一會,胤禔以“遣散家奴”的名義讓府中所有的手下都離開了。繼福晉張氏問胤禔:“爺,爲何如此啊?”她知道胤禔爵位沒了,要被圈禁,但是她其實理解不了爲什麽胤禔要遣散所有以前的手下。胤禔歎了口氣,無奈道:“俺大勢已去,留着他們也是連累,不如讓他們各自謀生路去吧。而且,這一被圈禁,府裏怕是會被皇阿瑪盯着,留他們在這,萬一再惹出什麽事來,大家都沒好果子吃。”張氏聽了,心中雖有些不舍,但也明白其中的利害關系,隻得默默點頭。
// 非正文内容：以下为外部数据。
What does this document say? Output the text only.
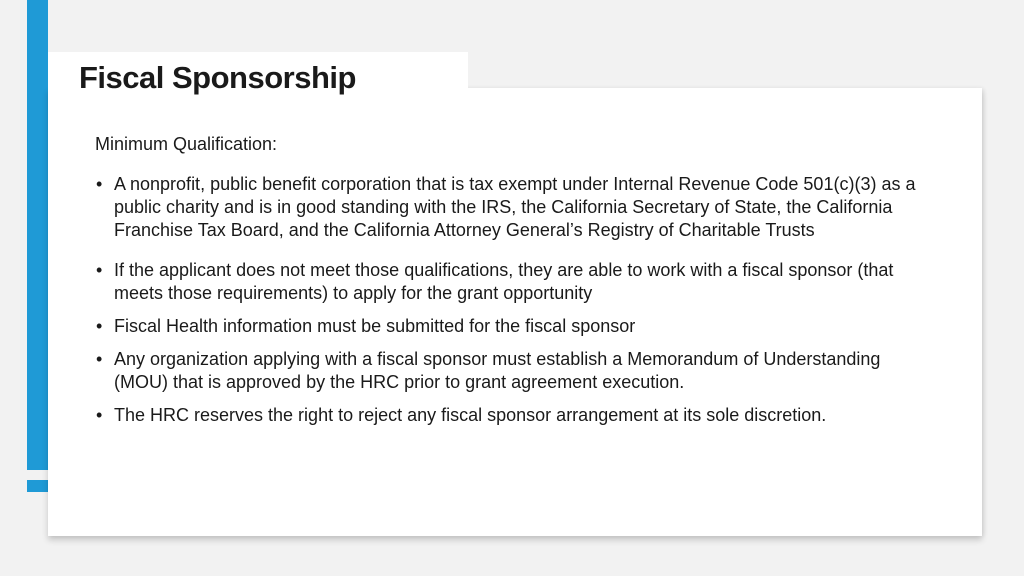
Fiscal Sponsorship

Minimum Qualification:

• A nonprofit, public benefit corporation that is tax exempt under Internal Revenue Code 501(c)(3) as a public charity and is in good standing with the IRS, the California Secretary of State, the California Franchise Tax Board, and the California Attorney General’s Registry of Charitable Trusts
• If the applicant does not meet those qualifications, they are able to work with a fiscal sponsor (that meets those requirements) to apply for the grant opportunity
• Fiscal Health information must be submitted for the fiscal sponsor
• Any organization applying with a fiscal sponsor must establish a Memorandum of Understanding (MOU) that is approved by the HRC prior to grant agreement execution.
• The HRC reserves the right to reject any fiscal sponsor arrangement at its sole discretion.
待張氏走後,胤禔又暗自思忖,張明德真能如他所說,成功除掉胤礽嗎?可事到如今,他也隻能把希望寄托在張明德身上了。胤禔走到弘昱的房間,滿臉愧疚:“兒子,是阿瑪對不起你。”胤禔以前多想自己當皇帝,讓弘昱和胤礽一樣成爲皇太子啊,可是現在看來,一切都是癡心妄想了。
弘昱雖年紀小,卻也懂事,懂事得讓人心疼。他拉着胤禔的手,道:“阿瑪,不怪你,弘昱陪着阿瑪。”胤禔眼眶泛紅,緊緊抱住兒子。
另一邊,張明德離開王府後,便直奔佟佳府。見到舜安顔,他将胤禔的歉意轉達。舜安顔沉默片刻,道:“大阿哥也是無奈之舉。如今之計,我們還需另謀出路。”張明德點頭,說出自己要去除掉胤礽的計劃。舜安顔沉思道:“此事需謹慎,如今皇上對廢太子胤礽之事極爲關注,貿然行事,恐引火燒身。”張明德卻道:“若不如此,我們都難有活路。”